The CD, "Mark Twain: Words & Music," will be released Wednesday. It tells the story of Twain in spoken word and song, and features narration by Garrison Keillor. Eastwood is the voice of Twain. Buffett is the voice of Huckleberry Finn.
Hannibal's Mark Twain Boyhood Home & Museum is hosting a launch party Tuesday night featuring a performance by Carl Jackson, a Grammy winner who produced the CD and sings on it.
Many of the songs were penned just for the album. Singers include Harris, Ricky Skaggs, Brad Paisley, Joe Diffie, Vince Gill, Rhonda Vincent and, like Twain, another Missouri native, Sheryl Crow.
Twain was born Samuel Clemens in Florida, Mo., in 1835. His family moved to Hannibal, where he grew up. The Mississippi River town and its characters inspired many of his greatest works, including "The Adventures of Tom Sawyer," "The Adventures of Huckleberry Finn," and "Life on the Mississippi."
Mark Twain Museum director Cindy Lovell came up with the idea for a CD and reached out to Jackson, a childhood friend with strong connections in the music industry.
Work on the project began in earnest in 2010, the year commemorating the 175th anniversary of Twain's birth and the 100th anniversary of his death.
All of the artists donated their time and talents. Lovell said it was an easy sell because so many are fans of Twain.

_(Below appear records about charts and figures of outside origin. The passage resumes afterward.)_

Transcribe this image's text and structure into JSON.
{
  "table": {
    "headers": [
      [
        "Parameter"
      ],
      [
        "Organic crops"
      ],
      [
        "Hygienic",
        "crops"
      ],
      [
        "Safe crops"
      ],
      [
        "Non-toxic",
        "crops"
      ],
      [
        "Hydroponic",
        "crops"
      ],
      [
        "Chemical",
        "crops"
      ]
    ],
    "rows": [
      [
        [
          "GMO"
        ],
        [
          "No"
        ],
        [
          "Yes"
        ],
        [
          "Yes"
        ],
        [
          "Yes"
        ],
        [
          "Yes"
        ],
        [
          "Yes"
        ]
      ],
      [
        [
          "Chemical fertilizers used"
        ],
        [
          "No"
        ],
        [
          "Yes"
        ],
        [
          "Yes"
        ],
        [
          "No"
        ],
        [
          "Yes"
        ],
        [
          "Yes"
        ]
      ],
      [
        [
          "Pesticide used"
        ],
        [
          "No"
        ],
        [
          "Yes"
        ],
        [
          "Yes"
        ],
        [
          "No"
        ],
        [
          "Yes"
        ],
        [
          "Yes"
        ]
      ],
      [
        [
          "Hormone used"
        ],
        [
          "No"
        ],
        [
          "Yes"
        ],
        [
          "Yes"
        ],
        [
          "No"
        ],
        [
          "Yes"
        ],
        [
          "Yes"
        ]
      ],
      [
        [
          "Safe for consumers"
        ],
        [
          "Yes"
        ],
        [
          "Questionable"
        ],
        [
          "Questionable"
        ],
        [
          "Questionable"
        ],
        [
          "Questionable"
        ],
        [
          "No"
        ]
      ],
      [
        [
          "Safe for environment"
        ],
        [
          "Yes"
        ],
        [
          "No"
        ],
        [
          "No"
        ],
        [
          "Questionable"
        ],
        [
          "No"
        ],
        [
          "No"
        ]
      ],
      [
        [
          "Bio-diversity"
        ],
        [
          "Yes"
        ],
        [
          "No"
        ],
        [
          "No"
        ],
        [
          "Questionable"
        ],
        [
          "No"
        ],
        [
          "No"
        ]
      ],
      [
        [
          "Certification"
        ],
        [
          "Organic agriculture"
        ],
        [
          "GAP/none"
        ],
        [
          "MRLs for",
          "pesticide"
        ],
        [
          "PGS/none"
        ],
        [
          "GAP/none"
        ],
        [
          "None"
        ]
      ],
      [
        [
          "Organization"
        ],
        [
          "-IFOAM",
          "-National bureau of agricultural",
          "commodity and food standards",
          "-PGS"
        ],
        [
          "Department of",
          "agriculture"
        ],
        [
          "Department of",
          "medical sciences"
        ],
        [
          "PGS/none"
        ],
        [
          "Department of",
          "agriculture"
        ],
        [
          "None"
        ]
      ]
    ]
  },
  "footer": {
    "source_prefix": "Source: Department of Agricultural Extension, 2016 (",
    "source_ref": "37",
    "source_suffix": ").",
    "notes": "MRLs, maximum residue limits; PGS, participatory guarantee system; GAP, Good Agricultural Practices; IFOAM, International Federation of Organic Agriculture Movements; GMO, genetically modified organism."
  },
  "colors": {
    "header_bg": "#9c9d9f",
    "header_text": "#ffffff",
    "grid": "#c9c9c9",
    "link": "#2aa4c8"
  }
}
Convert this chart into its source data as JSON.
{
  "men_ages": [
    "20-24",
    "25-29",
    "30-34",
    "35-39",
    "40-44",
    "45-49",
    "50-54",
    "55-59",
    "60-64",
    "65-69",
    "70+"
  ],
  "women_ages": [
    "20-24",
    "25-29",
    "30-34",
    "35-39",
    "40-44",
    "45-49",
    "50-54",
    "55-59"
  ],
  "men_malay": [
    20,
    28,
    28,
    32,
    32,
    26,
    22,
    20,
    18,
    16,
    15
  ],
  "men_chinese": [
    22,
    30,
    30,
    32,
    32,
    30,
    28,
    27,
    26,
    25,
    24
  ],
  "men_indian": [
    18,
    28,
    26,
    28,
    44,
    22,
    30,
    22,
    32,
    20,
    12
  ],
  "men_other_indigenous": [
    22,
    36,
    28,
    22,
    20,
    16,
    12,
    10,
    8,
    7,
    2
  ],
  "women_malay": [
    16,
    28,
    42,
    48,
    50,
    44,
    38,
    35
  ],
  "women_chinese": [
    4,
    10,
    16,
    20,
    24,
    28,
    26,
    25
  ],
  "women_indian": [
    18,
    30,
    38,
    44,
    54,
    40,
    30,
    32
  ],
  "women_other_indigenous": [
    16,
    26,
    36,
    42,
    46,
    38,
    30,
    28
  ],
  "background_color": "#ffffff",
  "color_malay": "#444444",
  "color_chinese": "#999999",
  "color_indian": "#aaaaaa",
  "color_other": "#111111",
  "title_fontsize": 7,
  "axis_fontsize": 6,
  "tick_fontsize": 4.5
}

"The whole world loves this man," she said. "All you have to do is say, 'Mark Twain,' and people listen. They say, 'Yeah, I'd like to be involved.'"
Lovell said many of the artists recorded in Nashville, Tenn., though some worked from home studios.
A century after Twain's death, his words still move people. That was evident in Eastwood's reading from Twain's autobiography on the CD.
"When you hear Eastwood reading the passage where Livy (Twain's wife) dies, you can hear him break down," Lovell said. "You can tell how he really felt it."
Proceeds from the CD will help maintain nine museum properties in Hannibal, including the museum and the home where Twain grew up. Lovell said the influx of money is needed.
"The museum has severely felt the effects of the economy, and this project will raise much-needed revenue," Lovell said. "We really want to think in big terms of what Mark Twain would want us to do to help Hannibal."
Hannibal continues to benefit from Twain's legacy -- the museum and his other haunts help draw hundreds of thousands of tourists to the northeast Missouri town every year.
The double CD includes a 40-page booklet of liner notes. It costs $18.95 and will be available in many stores and through the museum's website, www.marktwainmuseum.org.